Leonberg - Die große Wohnungsnot in Leonberg ist allgegenwärtig, aber in erster Linie kein hausgemachtes Problem. Im Gespräch mit unserer Zeitung erklärt der langjährige Geschäftsbereichsleiter der Kreissparkasse und SPD-Stadtrat Ottmar Pfitzenmaier, welche Auswirkungen die europäische Geldpolitik auf den heimischen Immobilienmarkt hat und warum die Stadt zwei Millionen Euro für bezahlbaren Wohnraum bereitstellen müsste.

 
Herr Pfitzenmaier, sämtliche Immobilien sind in den vergangenen Jahren in unserer Region deutlich teurer geworden.

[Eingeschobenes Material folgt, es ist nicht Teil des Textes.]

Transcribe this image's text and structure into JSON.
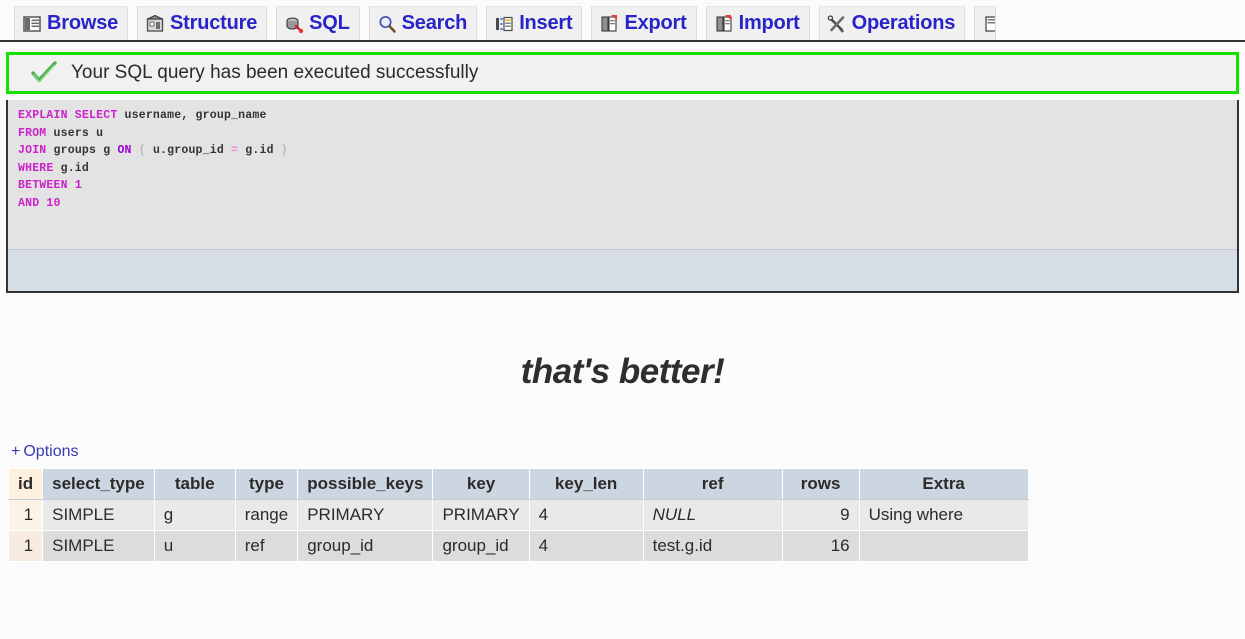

Was sind die Gründe hierfür ?
2009 hat die Europäische Zentralbank das Zinsniveau drastisch gesenkt und flutet seither den Markt mit Liquidität. Für risikolose Anlagen bekommt der Sparer in Deutschland so gut wie keine Zinsen mehr. Die Mentalität der Deutschen ist aber risikoarm, so dass für viele eine Aktienanlage kaum in Frage kommt. Erstaunlicherweise gelten aber Immobilien landläufig als nahezu risikolose Geldanlage – was keinesfalls den Realitäten entspricht.

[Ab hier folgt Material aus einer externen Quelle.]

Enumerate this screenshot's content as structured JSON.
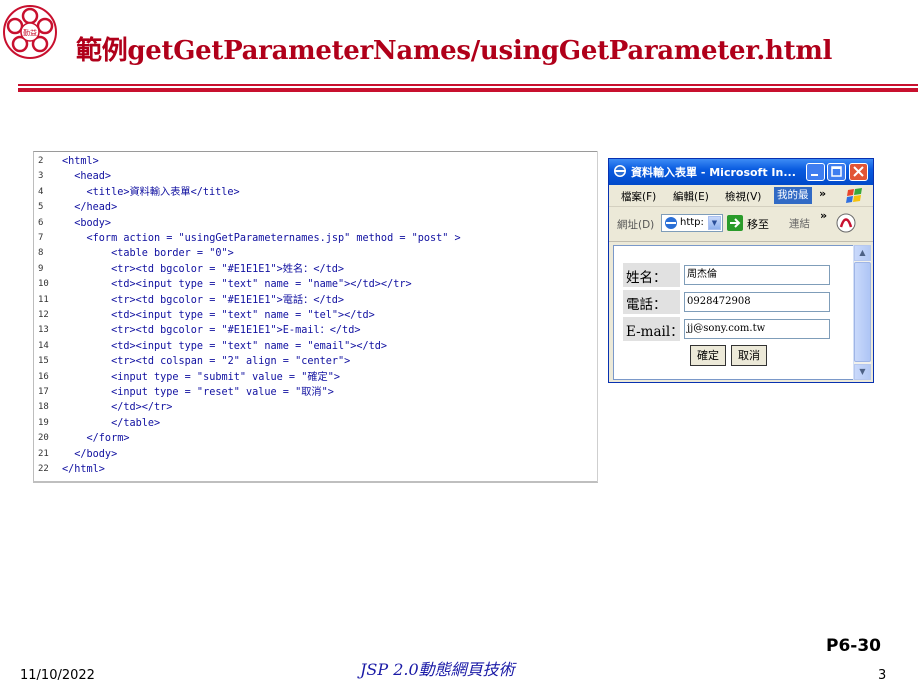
{
  "slide": {
    "title": "範例getGetParameterNames/usingGetParameter.html",
    "logo_text": "勤益"
  },
  "code": {
    "lines": [
      {
        "num": "2",
        "text": "<html>"
      },
      {
        "num": "3",
        "text": "  <head>"
      },
      {
        "num": "4",
        "text": "    <title>資料輸入表單</title>"
      },
      {
        "num": "5",
        "text": "  </head>"
      },
      {
        "num": "6",
        "text": "  <body>"
      },
      {
        "num": "7",
        "text": "    <form action = \"usingGetParameternames.jsp\" method = \"post\" >"
      },
      {
        "num": "8",
        "text": "        <table border = \"0\">"
      },
      {
        "num": "9",
        "text": "        <tr><td bgcolor = \"#E1E1E1\">姓名：</td>"
      },
      {
        "num": "10",
        "text": "        <td><input type = \"text\" name = \"name\"></td></tr>"
      },
      {
        "num": "11",
        "text": "        <tr><td bgcolor = \"#E1E1E1\">電話：</td>"
      },
      {
        "num": "12",
        "text": "        <td><input type = \"text\" name = \"tel\"></td>"
      },
      {
        "num": "13",
        "text": "        <tr><td bgcolor = \"#E1E1E1\">E-mail：</td>"
      },
      {
        "num": "14",
        "text": "        <td><input type = \"text\" name = \"email\"></td>"
      },
      {
        "num": "15",
        "text": "        <tr><td colspan = \"2\" align = \"center\">"
      },
      {
        "num": "16",
        "text": "        <input type = \"submit\" value = \"確定\">"
      },
      {
        "num": "17",
        "text": "        <input type = \"reset\" value = \"取消\">"
      },
      {
        "num": "18",
        "text": "        </td></tr>"
      },
      {
        "num": "19",
        "text": "        </table>"
      },
      {
        "num": "20",
        "text": "    </form>"
      },
      {
        "num": "21",
        "text": "  </body>"
      },
      {
        "num": "22",
        "text": "</html>"
      }
    ]
  },
  "browser": {
    "title": "資料輸入表單 - Microsoft In...",
    "menu": [
      "檔案(F)",
      "編輯(E)",
      "檢視(V)",
      "我的最"
    ],
    "chevron": "»",
    "address_label": "網址(D)",
    "address_value": "http:",
    "go_label": "移至",
    "links_label": "連結",
    "form": {
      "name_label": "姓名：",
      "name_value": "周杰倫",
      "tel_label": "電話：",
      "tel_value": "0928472908",
      "email_label": "E-mail：",
      "email_value": "jj@sony.com.tw",
      "submit_label": "確定",
      "reset_label": "取消"
    }
  },
  "footer": {
    "date": "11/10/2022",
    "center": "JSP 2.0動態網頁技術",
    "code": "P6-30",
    "page": "3"
  },
  "colors": {
    "title": "#b0001a",
    "rule": "#c8102e",
    "code_tag": "#1010a0",
    "form_cell": "#E1E1E1",
    "xp_titlebar": "#0a5ce0"
  }
}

Was bedeutet das für die Menschen hier?
Viele Jahre ging man von sinkenden Bevölkerungszahlen aus. Für die Stadt Leonberg hieß dies im besten Fall eine Stagnation der Einwohnerzahl. Doch Leonberg ist binnen weniger Jahre von 45 000 auf 48 000 Einwohner gewachsen und wird in absehbarer Zeit die 50 000er-Grenze überschreiten.
Ist damit dieser derart hohe Siedlungsdruck zu erklären?

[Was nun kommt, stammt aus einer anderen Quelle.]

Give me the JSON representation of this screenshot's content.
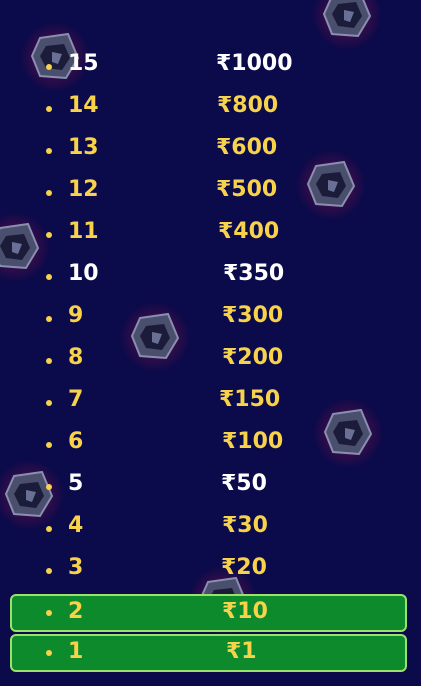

Hauptgrund sind die Niederlassung neuer und die Expansion bestehender Weltkonzerne, etwa Bosch oder Thales, die allesamt von der glänzenden Konjunktursituation profitieren. Weitere Aspekte für die Verteuerung von Immobilien sind gesetzliche Vorgaben für Neubauten, die in Teilen über das Ziel hinaus schießen, etwa durch überdachte Fahrradabstellplätze.
Wer ist besonders betroffen?
Es lässt sich nicht streng gegeneinander abgrenzen. Bei Obdachlosen und dauerhaft bleibenden Flüchtlingen muss die Stadt vom Gesetz her für Unterkünfte sorgen. Dafür gibt’s Zuschüsse von Land und Bund.
Gibt es Zuschüsse auch für Wohnungen von Durchschnittsverdienern?
Für diese Menschen, oft Alleinverdiener, Alleinerziehende oder Angehörige sozialer Berufe, etwa Krankenschwestern oder Altenpfleger, gibt es beim Erwerb von Wohneigentum zwar staatliche Förderprogramme. Aber Wohnungen in diesem Preissegment sind Mangelware. Deshalb sind immer mehr junge Leonberger gezwungen, beispielsweise ins „Hinteramt“ abzuwandern, wo die Bauplatzpreise noch einigermaßen erschwinglich sind. Die Differenz bei einem Reihenhaus, etwa zwischen Leonberg und Wimsheim, macht schnell in der jährlichen Darlehensbelastung 5000 bis 6000 Euro aus.